The ‘low-tax’ lie: States hyped for low taxes are low-tax only for the rich
It is hard to go even a week without seeing a politician or a news article hype up a state as the place that everyone is moving to — or should move to — because of low taxes. However, there’s a big problem with these proclamations: They aren’t true.
In reality, the states that get the most attention — such as Florida, Tennessee and Texas — have low taxes only for the wealthy. These states have average taxes for middle-class families, and levy some of the highest rates in the nation on low-income and working-class families. That’s because their state tax codes are regressive, meaning that those who have the highest incomes pay the lowest share of their income in taxes, and vice versa.
That’s one of the important takeaways in “Who Pays?” a recent study published by the Institute on Taxation and Economic Policy, where I serve as deputy director. It’s the only 50-state analysis of how state and local tax codes affect families across the income scale.
Take Florida. Despite its reputation for stealing away hordes of people from northeastern states with its low taxes (we won’t mention the beaches and warm weather), Florida features low taxes only for those at the top of the income scale. The lowest effective tax rates as a percentage of income are reserved for the wealthiest 1 percent of households.
The state’s lowest-earning 40 percent of families, on the other hand, pay higher taxes as a percentage of their income than either Florida’s highest 1 percent of earners or their peers nationwide in the bottom 40 percent of earners. And they often pay far more than low-income families in many states that are typically known as “high-tax,” such as California, Massachusetts and New Jersey.
According to our study, Florida is the worst state in the country when it comes to tax fairness. Its tax code worsens income inequality in a more dramatic way than any other state’s. It’s no wonder why, since the lowest-income 20 percent of families pay nearly five times as much in taxes relative to their income as the wealthy do.
The story is the same in Tennessee and Texas, which like Florida have no personal income tax. Their consequent reliance upon sales and other taxes means that the top 1 percent of earners in these states pay much less as a percentage of income than the poorest families pay. By our reckoning, Tennessee’s tax code is third-worst for inequality, and Texas’s is seventh-worst.
A state’s lack of a personal income tax is the biggest driver of inequality in its tax system, making those who have the least pay the most. Of the 10 states with the most regressive tax codes, six lack a personal income tax, whereas two have an income tax with a flat rate.
The lack of a state income tax has two major effects. First, it forces state and local governments to rely more heavily on other types of taxes — most frequently sales or excise taxes — to raise the money required to pay for government services.
But sales and excise taxes tend to be regressive, requiring a larger share of income from low- and middle-income families than they do from wealthier families, because wealthier families spend a smaller share of income than poorer ones do. This is why, as our report put it, “poor families pay almost seven times more as a share of their incomes in these taxes than the best-off families.”

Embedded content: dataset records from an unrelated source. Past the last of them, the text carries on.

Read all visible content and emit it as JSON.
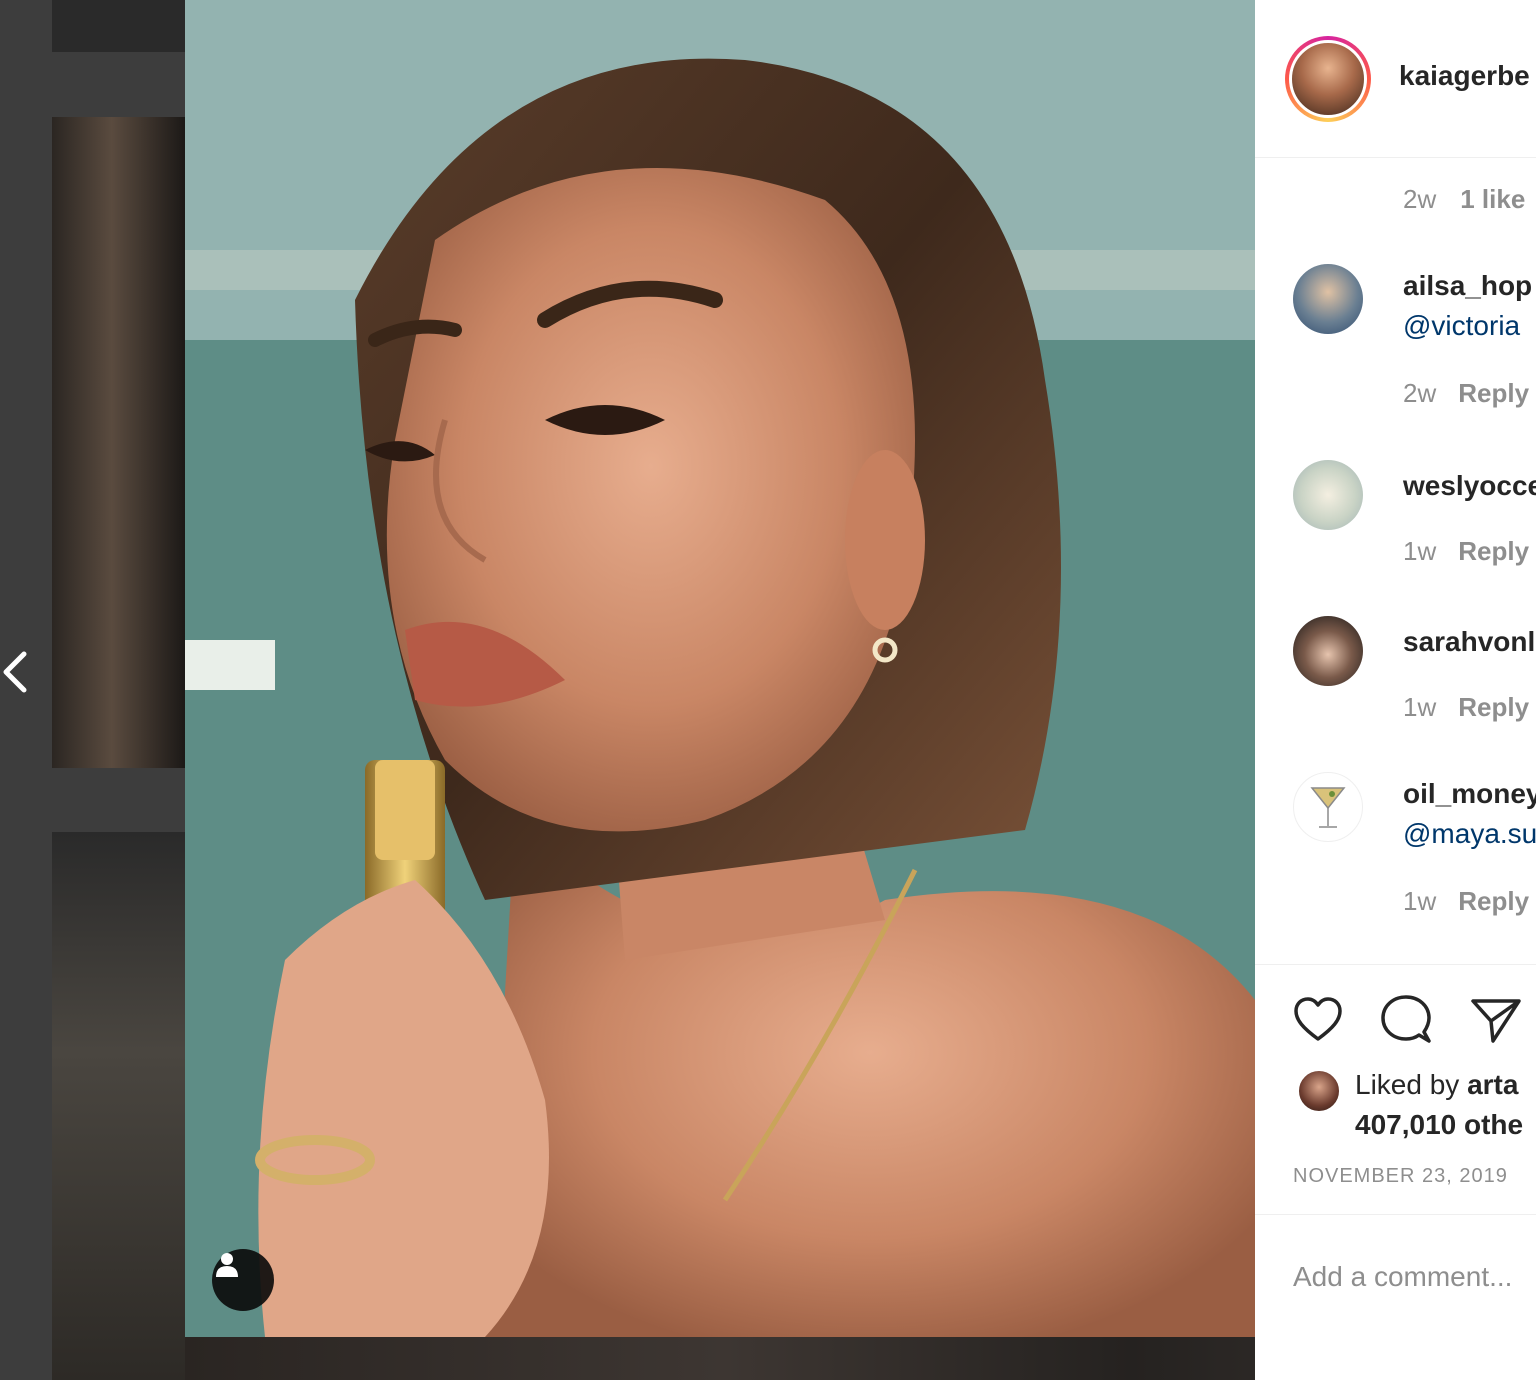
{
  "post": {
    "author": "kaiagerbe",
    "caption_meta": {
      "age": "2w",
      "likes": "1 like"
    }
  },
  "comments": [
    {
      "username": "ailsa_hop",
      "mention": "@victoria",
      "age": "2w",
      "reply": "Reply"
    },
    {
      "username": "weslyocce",
      "mention": "",
      "age": "1w",
      "reply": "Reply"
    },
    {
      "username": "sarahvonl",
      "mention": "",
      "age": "1w",
      "reply": "Reply"
    },
    {
      "username": "oil_money",
      "mention": "@maya.su",
      "age": "1w",
      "reply": "Reply"
    }
  ],
  "likes": {
    "prefix": "Liked by ",
    "user": "arta",
    "others": "407,010 othe"
  },
  "date": "NOVEMBER 23, 2019",
  "add_comment": {
    "placeholder": "Add a comment..."
  },
  "icons": [
    "chevron-left-icon",
    "user-tag-icon",
    "heart-icon",
    "comment-icon",
    "share-icon"
  ]
}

Second, a personal income tax — in particular, a graduated tax with rates that rise as income rises — is the most progressive a state can levy, the tax most clearly based on ability to pay. Without an income tax, a state not only must rely more heavily on other regressive taxes, but also cannot use the progressivity of its income tax to even out the total tax distribution.
While these “low-tax” states exacerbate inequality, a number of states are doing the opposite, creating opportunity for all with a fairer tax system. Minnesota and Vermont, for instance, are pairing progressive, graduated-rate income taxes with robust policies for workers and their families, such as the Child Tax Credit and Earned Income Tax Credit. This eases reliance on regressive sales taxes and creates a system based more on the ability to pay.
As our in-depth analysis of state tax systems makes clear, whenever you hear about a state having low taxes, it’s important to ask the simple question: “Low for whom?” More often than not, the answer will be “the rich.” But as many other states have shown, it doesn’t have to be this way.
Jon Whiten is deputy director of the Institute on Taxation and Economic Policy, a non-profit, non-partisan organization that works to shape equitable and sustainable tax systems.